The epitaph on your gravestone is a great way to project to the living world your one final pearl of wisdom.
We’ve done a round-up of weird headstones around the globe and the bizarre messages their owners wanted known … or did they?
1. Herman Harband
This spurned husband wanted everyone to know that for two decades he treated his wife like a princess, but that when he became disabled, she tried to poison, rob and abandon him.

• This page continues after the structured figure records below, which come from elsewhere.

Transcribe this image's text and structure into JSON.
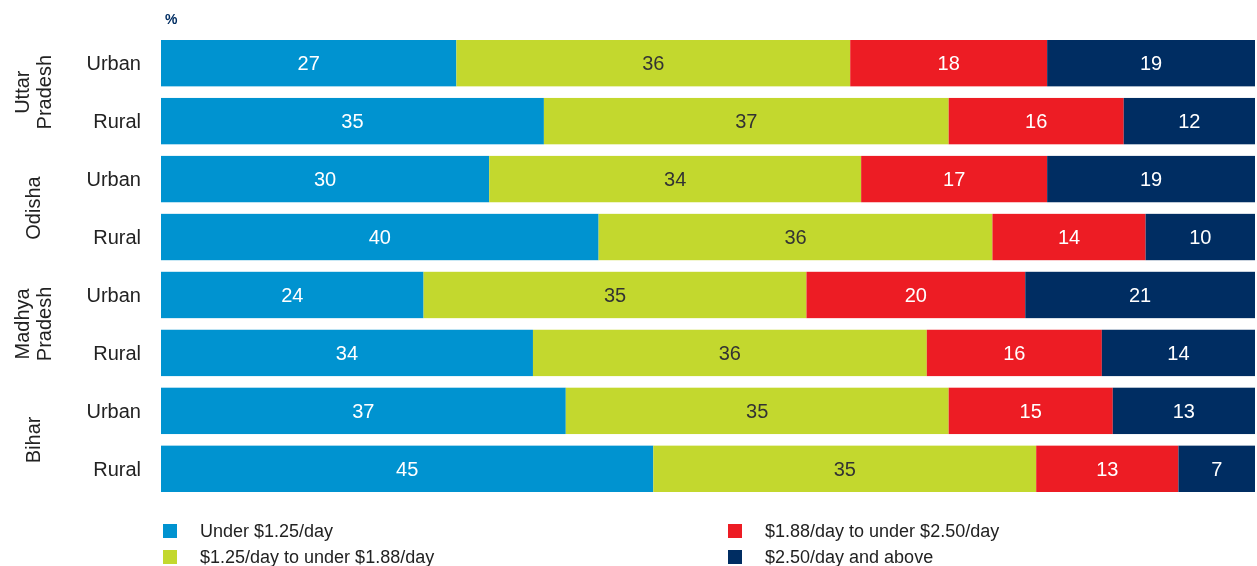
{
  "chart_data": {
    "type": "bar",
    "orientation": "horizontal",
    "stacked": true,
    "data_labels": true,
    "legend": "bottom",
    "xlabel": "%",
    "categories": [
      "Urban",
      "Rural",
      "Urban",
      "Rural",
      "Urban",
      "Rural",
      "Urban",
      "Rural"
    ],
    "annotations": [
      "Uttar Pradesh",
      "Odisha",
      "Madhya Pradesh",
      "Bihar"
    ],
    "series": [
      {
        "name": "Under $1.25/day",
        "color": "#0093d0",
        "values": [
          27,
          35,
          30,
          40,
          24,
          34,
          37,
          45
        ]
      },
      {
        "name": "$1.25/day to under $1.88/day",
        "color": "#c3d82e",
        "values": [
          36,
          37,
          34,
          36,
          35,
          36,
          35,
          35
        ]
      },
      {
        "name": "$1.88/day to under $2.50/day",
        "color": "#ed1c24",
        "values": [
          18,
          16,
          17,
          14,
          20,
          16,
          15,
          13
        ]
      },
      {
        "name": "$2.50/day and above",
        "color": "#002d62",
        "values": [
          19,
          12,
          19,
          10,
          21,
          14,
          13,
          7
        ]
      }
    ]
  }
}
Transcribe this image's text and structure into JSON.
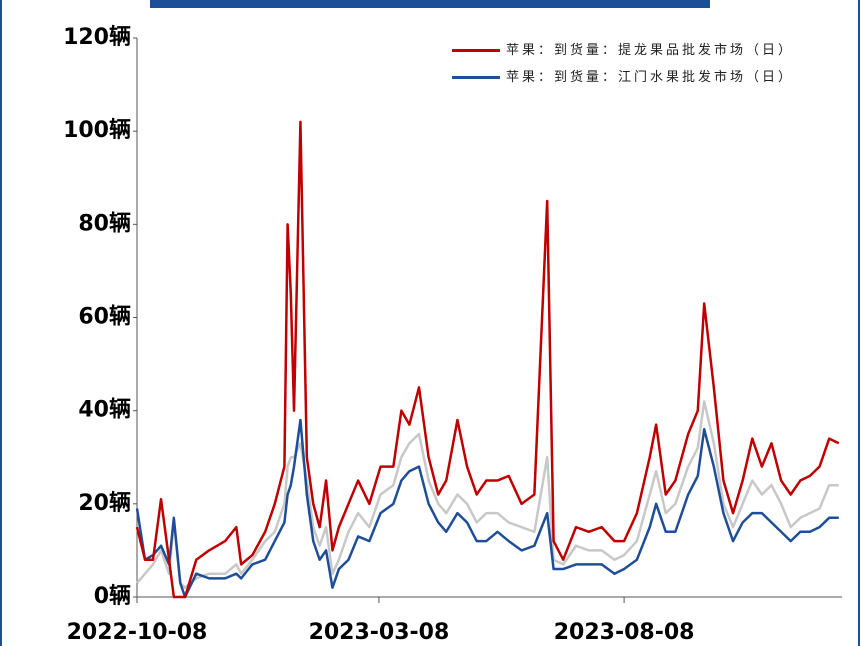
{
  "chart_data": {
    "type": "line",
    "x": [
      "2022-10-08",
      "2022-10-13",
      "2022-10-18",
      "2022-10-23",
      "2022-10-28",
      "2022-10-31",
      "2022-11-04",
      "2022-11-07",
      "2022-11-14",
      "2022-11-22",
      "2022-12-02",
      "2022-12-09",
      "2022-12-12",
      "2022-12-19",
      "2022-12-27",
      "2023-01-02",
      "2023-01-08",
      "2023-01-10",
      "2023-01-12",
      "2023-01-14",
      "2023-01-18",
      "2023-01-22",
      "2023-01-26",
      "2023-01-30",
      "2023-02-03",
      "2023-02-07",
      "2023-02-11",
      "2023-02-17",
      "2023-02-23",
      "2023-03-02",
      "2023-03-09",
      "2023-03-17",
      "2023-03-22",
      "2023-03-27",
      "2023-04-02",
      "2023-04-08",
      "2023-04-14",
      "2023-04-19",
      "2023-04-26",
      "2023-05-02",
      "2023-05-08",
      "2023-05-14",
      "2023-05-21",
      "2023-05-28",
      "2023-06-05",
      "2023-06-13",
      "2023-06-21",
      "2023-06-25",
      "2023-07-01",
      "2023-07-09",
      "2023-07-17",
      "2023-07-25",
      "2023-08-02",
      "2023-08-08",
      "2023-08-16",
      "2023-08-24",
      "2023-08-28",
      "2023-09-03",
      "2023-09-09",
      "2023-09-17",
      "2023-09-23",
      "2023-09-27",
      "2023-10-03",
      "2023-10-09",
      "2023-10-15",
      "2023-10-21",
      "2023-10-27",
      "2023-11-02",
      "2023-11-08",
      "2023-11-14",
      "2023-11-20",
      "2023-11-26",
      "2023-12-02",
      "2023-12-08",
      "2023-12-14",
      "2023-12-20"
    ],
    "series": [
      {
        "name": "苹果：到货量：提龙果品批发市场（日）",
        "color": "#c00000",
        "values": [
          15,
          8,
          8,
          21,
          8,
          0,
          0,
          0,
          8,
          10,
          12,
          15,
          7,
          9,
          14,
          20,
          28,
          80,
          65,
          40,
          102,
          30,
          20,
          15,
          25,
          10,
          15,
          20,
          25,
          20,
          28,
          28,
          40,
          37,
          45,
          30,
          22,
          25,
          38,
          28,
          22,
          25,
          25,
          26,
          20,
          22,
          85,
          12,
          8,
          15,
          14,
          15,
          12,
          12,
          18,
          30,
          37,
          22,
          25,
          35,
          40,
          63,
          45,
          25,
          18,
          25,
          34,
          28,
          33,
          25,
          22,
          25,
          26,
          28,
          34,
          33
        ]
      },
      {
        "name": "苹果：到货量：江门水果批发市场（日）",
        "color": "#1f4e99",
        "values": [
          19,
          8,
          9,
          11,
          7,
          17,
          3,
          0,
          5,
          4,
          4,
          5,
          4,
          7,
          8,
          12,
          16,
          22,
          24,
          28,
          38,
          22,
          12,
          8,
          10,
          2,
          6,
          8,
          13,
          12,
          18,
          20,
          25,
          27,
          28,
          20,
          16,
          14,
          18,
          16,
          12,
          12,
          14,
          12,
          10,
          11,
          18,
          6,
          6,
          7,
          7,
          7,
          5,
          6,
          8,
          15,
          20,
          14,
          14,
          22,
          26,
          36,
          28,
          18,
          12,
          16,
          18,
          18,
          16,
          14,
          12,
          14,
          14,
          15,
          17,
          17
        ]
      },
      {
        "color": "#c8c8c8",
        "values": [
          3,
          5,
          7,
          10,
          5,
          16,
          3,
          2,
          4,
          5,
          5,
          7,
          5,
          8,
          12,
          14,
          20,
          28,
          30,
          30,
          33,
          25,
          15,
          11,
          15,
          5,
          8,
          14,
          18,
          15,
          22,
          24,
          30,
          33,
          35,
          25,
          20,
          18,
          22,
          20,
          16,
          18,
          18,
          16,
          15,
          14,
          30,
          8,
          7,
          11,
          10,
          10,
          8,
          9,
          12,
          22,
          27,
          18,
          20,
          28,
          32,
          42,
          33,
          20,
          15,
          20,
          25,
          22,
          24,
          20,
          15,
          17,
          18,
          19,
          24,
          24
        ]
      }
    ],
    "xlim": [
      "2022-10-08",
      "2023-12-22"
    ],
    "xticks": [
      "2022-10-08",
      "2023-03-08",
      "2023-08-08"
    ],
    "ylim": [
      0,
      120
    ],
    "yticks": [
      {
        "value": 0,
        "label": "0辆"
      },
      {
        "value": 20,
        "label": "20辆"
      },
      {
        "value": 40,
        "label": "40辆"
      },
      {
        "value": 60,
        "label": "60辆"
      },
      {
        "value": 80,
        "label": "80辆"
      },
      {
        "value": 100,
        "label": "100辆"
      },
      {
        "value": 120,
        "label": "120辆"
      }
    ],
    "legend": "upper right"
  }
}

The headstone is at New York’s Beth David Memorial Gardens, but records kept at the cemetery show that Herman Harband is not buried underneath it, even though he had paid for the plot.
2. Leonard Matlovich
In 1975, a decorated Vietnam War veteran, Leonard Matlovich was one of the first US soldiers to come out of the closet. Thereafter, his controversial fight to hang on to his military job became public. When he found he had AIDS 11 years later, he wrote his own epitaph.
The gravestone at the Congressional Cemetery in Washington reads: ‘A Gay Vietnam Veteran. When I was in the military, they gave me a medal for killing two men and a discharge for loving one’.
3. Edith Barlow
We are not sure where Edith is buried, but we admire her bluntness. At just 50 years when she died, her epitaph was as brief as her short life: ‘Shit happens’.
4. George Spencer Millet
Poor George didn’t live beyond the age of 15 because his female work colleagues were crowding around him, eager to give him 15 birthday kisses on his birthday. Unfortunately, he was also holding a metal (not rubber) ink eraser that was six inches long and in the shape of a knife.
In the lengthy explanation that must have given the mason who carved it very sore hands indeed, we’re told that he: ‘… lost life by stab[bing] in falling on ink eraser, evading six young women trying to give him birthday kisses in office Metropolitan Life Building.’
And yes, he did indeed die on his birthday.
5. W.B. Yeats
And while famous Irish poet W.B. Yeats left behind many words for us to contemplate, he could not help himself having one last say: ‘Cast a cold Eye On Life, on Death. Horseman, pass by.’
6. Charles A. Lindbergh
Aviator Charles Lindbergh left behind something a little more cryptic: ‘… If I take the wings of the morning and dwell in the uttermost parts of the sea …’
7. Oscar Wilde
We think he may have been outdone, though, by the witty Oscar Wilde: ‘And alien tears will fill for him Pity’s long-broken urn, For his mourners will be outcast men, And outcasts always mourn.’
8. F. Scott Fitzgerald
Buried with wife Zelda Sayre, novelist Francis Scott Key Fitzgerald’s gravestone reads: ‘So we beat on, boats against the current, born back ceaselessly into the past.’
9. Sylvia Plath Hughes
The simple headstone of troubled American poet Sylvia Plath, who took her own life, suggests a life lived in torment: ‘Even amidst fierce flames the golden lotus can be planted.’
10. Maria Arroyo
Mrs Arroyo and her husband Juan Jose share a gravestone which reads: ‘I told you I was sick.’ But we are not sure who was being told.
Do you plan to write your own epitaph? If so, will it be sarcastic, funny or ominous?